Saturday, January 11, 2020

What's Your Mission?

        My old friend Jack (94, two days ago) bops in once in awhile just to make sure I am awake. The bicycle store is extremely quiet in January. Jack usually has a tune playing in his head when he comes through the door, either Jazz or Swing. and he challenges me right away with "What's your mission here, Chuck? You've been in business here for a quarter century, you must have figured out what your mission is." Rubbing my chin, I get the mental gears working and offer...Putting retired truck drivers on bikes!
         Retired truck drivers usually have back or knee problems or hips that don't rotate fully or "deadleg" and they can't feel their feet. Do you know what'll fix those ailments every time? Bicycle riding.    Jack quickly retorts, "Damn right, Chuck, good answer." We are definitely a 'working class' cycling shop...we listen, we diagnose and we set you up with a $500 ride that will change your life. It' no more difficult than that. "I'm proud of you Chuck. I've asked that question to many merchants over the years and nobody has given me a better answer than that. You know what you are? You're honest and a realist. Honest as the day is long."
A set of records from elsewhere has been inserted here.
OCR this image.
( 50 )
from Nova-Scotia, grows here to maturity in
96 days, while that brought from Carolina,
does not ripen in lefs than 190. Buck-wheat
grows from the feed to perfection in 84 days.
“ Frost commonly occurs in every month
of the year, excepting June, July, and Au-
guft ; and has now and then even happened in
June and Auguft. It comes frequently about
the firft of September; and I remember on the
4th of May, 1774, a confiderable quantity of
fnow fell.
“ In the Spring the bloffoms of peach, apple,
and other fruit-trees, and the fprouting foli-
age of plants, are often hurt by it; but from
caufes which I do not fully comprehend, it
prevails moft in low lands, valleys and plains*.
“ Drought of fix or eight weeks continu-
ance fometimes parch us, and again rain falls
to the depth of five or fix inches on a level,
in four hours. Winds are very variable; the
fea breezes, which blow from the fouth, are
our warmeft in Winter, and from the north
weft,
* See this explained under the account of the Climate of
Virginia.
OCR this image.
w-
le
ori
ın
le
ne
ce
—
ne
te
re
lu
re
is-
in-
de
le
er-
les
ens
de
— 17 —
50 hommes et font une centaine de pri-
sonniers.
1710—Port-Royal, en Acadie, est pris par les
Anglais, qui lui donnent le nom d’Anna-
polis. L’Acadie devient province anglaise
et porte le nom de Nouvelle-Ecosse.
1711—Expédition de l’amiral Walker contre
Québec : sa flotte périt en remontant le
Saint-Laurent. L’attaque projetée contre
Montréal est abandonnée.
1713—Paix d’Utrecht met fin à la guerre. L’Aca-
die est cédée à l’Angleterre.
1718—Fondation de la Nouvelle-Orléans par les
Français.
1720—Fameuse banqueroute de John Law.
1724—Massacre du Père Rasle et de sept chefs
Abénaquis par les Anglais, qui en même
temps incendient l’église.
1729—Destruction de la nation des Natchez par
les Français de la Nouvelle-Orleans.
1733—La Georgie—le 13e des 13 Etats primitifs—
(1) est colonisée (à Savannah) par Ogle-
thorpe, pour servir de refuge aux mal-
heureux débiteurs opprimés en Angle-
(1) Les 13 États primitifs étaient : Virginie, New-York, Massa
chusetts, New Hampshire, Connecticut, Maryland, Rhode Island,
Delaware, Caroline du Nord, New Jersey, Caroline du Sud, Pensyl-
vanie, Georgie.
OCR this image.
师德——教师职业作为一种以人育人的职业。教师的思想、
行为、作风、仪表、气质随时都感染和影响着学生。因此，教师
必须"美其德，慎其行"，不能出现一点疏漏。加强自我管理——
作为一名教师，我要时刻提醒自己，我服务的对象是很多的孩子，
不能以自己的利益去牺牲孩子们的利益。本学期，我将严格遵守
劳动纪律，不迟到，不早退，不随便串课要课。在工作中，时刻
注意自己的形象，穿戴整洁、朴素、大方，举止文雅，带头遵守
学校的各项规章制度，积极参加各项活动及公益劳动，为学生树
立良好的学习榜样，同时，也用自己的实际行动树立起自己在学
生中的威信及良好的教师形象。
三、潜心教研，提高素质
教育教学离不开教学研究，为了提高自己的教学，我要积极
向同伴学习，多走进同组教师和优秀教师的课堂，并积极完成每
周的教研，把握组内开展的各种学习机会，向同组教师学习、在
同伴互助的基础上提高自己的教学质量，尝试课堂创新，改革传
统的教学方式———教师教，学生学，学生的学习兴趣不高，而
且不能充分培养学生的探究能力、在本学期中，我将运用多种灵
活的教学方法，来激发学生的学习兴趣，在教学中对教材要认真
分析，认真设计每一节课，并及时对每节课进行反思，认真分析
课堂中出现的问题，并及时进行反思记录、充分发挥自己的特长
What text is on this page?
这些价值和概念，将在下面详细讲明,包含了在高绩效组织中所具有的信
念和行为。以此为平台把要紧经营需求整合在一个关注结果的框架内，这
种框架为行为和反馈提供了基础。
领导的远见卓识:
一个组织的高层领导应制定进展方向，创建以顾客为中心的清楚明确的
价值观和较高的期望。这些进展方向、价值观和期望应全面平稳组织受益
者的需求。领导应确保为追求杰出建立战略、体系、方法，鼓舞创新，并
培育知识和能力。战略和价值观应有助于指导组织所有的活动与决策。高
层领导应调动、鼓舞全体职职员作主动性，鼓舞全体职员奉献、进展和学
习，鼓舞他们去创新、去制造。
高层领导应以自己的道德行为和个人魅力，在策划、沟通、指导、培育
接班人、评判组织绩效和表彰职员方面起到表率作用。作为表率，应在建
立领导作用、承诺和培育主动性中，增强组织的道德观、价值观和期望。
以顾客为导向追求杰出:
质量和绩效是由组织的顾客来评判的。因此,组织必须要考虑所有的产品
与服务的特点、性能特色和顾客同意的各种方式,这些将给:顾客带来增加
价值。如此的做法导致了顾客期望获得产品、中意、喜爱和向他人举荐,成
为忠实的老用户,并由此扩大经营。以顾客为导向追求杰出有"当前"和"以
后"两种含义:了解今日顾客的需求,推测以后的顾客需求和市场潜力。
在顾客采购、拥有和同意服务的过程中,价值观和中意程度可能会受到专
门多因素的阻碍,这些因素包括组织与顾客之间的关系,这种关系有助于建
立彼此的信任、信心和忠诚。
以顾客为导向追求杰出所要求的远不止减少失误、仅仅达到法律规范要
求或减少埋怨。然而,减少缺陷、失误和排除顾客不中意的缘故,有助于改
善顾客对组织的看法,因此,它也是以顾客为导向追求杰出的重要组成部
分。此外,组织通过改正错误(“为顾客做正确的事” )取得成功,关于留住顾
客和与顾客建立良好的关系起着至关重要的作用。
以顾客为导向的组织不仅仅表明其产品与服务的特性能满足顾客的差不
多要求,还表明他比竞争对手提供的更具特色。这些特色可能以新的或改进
        We don't try to impress folks with the latest technical gadgetry or $6,000 bicycles. We just want humans to ride and enjoy their ability to get out and explore, listen to the wind in the trees and an incredible variety of birdsongs. Jack loves birds and fish and especially birds who hunt fish. Jack rode road bicycles competitively for a couple of decades before moving north to Chester. He rode recreationally for a couple of decades on Plumas County roadways. Before all this he worked on trucks, "a fender bumper" he once told me, "I was a body shop man with a big rubber hammer."